Text-based Person Search aims to retrieve a specified person using a given text query. Current methods predominantly rely on paired labeled image-text data to train the cross-modality retrieval model, necessitating laborious and time-consuming labeling. In response to this challenge, we present the Cross-modal Generation and Alignment via Attribute-guided Prompt framework (GAAP) for fully unsupervised text-based person search, utilizing only unlabeled images. Our proposed GAAP framework consists of two key parts: Attribute-guided Prompt Caption Generation and Attribute-guided Cross-modal Alignment module. The Attribute-guided Prompt Caption Generation module generates pseudo text labels by feeding the attribute prompts into a large-scale pre-trained vision-language model. These synthetic texts are then meticulously selected through a sample selection, ensuring the reliability for subsequent fine-tuning. The Attribute-guided Cross-modal Alignment module encompasses three sub-modules for feature alignment across modalities. Firstly, Cross-Modal Center Alignment (CMCA) aligns the samples with different modality centroids. Subsequently, to address ambiguity arising from local attribute similarities, an Attribute-guided Image-Text Contrastive Learning module (AITC) is proposed to facilitate the alignment of relationships among different pairs by considering local attribute similarities.
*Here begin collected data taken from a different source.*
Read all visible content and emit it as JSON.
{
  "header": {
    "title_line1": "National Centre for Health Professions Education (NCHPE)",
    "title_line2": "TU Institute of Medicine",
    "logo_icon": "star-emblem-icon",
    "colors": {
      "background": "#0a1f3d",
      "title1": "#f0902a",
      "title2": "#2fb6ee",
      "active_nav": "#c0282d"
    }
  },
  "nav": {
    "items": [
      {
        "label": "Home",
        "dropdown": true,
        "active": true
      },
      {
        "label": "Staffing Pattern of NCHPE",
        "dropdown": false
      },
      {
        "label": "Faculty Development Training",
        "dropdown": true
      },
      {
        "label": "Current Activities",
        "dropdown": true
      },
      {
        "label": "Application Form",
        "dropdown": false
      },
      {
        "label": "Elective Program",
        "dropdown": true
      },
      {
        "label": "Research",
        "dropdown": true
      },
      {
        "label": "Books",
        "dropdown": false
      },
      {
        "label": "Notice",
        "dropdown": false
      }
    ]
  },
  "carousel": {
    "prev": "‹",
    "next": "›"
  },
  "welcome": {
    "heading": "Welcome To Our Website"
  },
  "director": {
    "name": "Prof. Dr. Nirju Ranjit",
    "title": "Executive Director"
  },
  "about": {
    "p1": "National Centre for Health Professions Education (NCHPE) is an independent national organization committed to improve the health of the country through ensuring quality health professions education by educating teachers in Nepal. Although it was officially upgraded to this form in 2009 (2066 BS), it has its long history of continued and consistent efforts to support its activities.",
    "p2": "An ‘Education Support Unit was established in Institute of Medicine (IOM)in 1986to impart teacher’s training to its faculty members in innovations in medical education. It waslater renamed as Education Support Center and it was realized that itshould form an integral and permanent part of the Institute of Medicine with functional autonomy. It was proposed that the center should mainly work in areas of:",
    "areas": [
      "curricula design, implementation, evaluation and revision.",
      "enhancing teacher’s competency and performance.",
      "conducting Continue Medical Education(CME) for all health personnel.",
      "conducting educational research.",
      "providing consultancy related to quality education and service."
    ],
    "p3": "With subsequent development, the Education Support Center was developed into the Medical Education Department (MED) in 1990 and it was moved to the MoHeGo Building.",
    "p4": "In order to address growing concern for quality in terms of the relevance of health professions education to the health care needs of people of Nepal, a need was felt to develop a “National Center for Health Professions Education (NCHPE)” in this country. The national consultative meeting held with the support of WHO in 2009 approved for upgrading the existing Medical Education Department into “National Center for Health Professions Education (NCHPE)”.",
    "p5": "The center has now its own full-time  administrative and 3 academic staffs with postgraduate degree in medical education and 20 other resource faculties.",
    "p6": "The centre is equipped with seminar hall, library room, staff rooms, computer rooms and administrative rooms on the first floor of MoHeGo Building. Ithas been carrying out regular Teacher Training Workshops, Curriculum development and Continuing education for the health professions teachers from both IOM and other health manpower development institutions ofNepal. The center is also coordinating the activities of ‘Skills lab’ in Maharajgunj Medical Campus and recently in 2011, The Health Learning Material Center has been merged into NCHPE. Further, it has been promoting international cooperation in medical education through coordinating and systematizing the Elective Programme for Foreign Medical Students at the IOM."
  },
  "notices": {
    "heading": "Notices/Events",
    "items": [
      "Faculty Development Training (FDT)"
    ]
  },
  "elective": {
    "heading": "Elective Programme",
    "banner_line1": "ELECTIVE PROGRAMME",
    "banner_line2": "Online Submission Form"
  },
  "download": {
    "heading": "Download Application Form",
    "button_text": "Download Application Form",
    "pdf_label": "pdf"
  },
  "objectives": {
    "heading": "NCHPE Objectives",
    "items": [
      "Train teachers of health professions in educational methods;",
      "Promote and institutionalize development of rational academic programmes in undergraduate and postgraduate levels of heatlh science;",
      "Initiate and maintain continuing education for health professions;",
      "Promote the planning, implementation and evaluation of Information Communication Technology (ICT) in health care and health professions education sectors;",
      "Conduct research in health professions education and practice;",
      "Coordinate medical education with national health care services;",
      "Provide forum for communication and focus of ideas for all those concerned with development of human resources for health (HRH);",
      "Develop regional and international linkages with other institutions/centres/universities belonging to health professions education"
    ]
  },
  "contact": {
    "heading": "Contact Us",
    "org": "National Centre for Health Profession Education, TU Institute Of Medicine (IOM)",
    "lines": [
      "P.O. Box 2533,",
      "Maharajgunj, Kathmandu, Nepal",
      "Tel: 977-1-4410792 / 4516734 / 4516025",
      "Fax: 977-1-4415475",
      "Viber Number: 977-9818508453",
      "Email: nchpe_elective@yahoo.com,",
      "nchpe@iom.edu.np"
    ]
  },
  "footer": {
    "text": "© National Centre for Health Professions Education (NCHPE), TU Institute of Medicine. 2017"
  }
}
Lastly, the Attribute-guided Image-Text Matching (AITM) module is introduced to mitigate noise in pseudo captions by using the image-attribute matching score to soften the hard matching labels. Empirical results showcase the effectiveness of our method across various text-based person search datasets under the fully unsupervised setting.
Keywords:
Computer Vision: CV: Multimodal learning
Computer Vision: CV: Vision, language and reasoning
Machine Learning: ML: Multi-modal learning
Machine Learning: ML: Unsupervised learning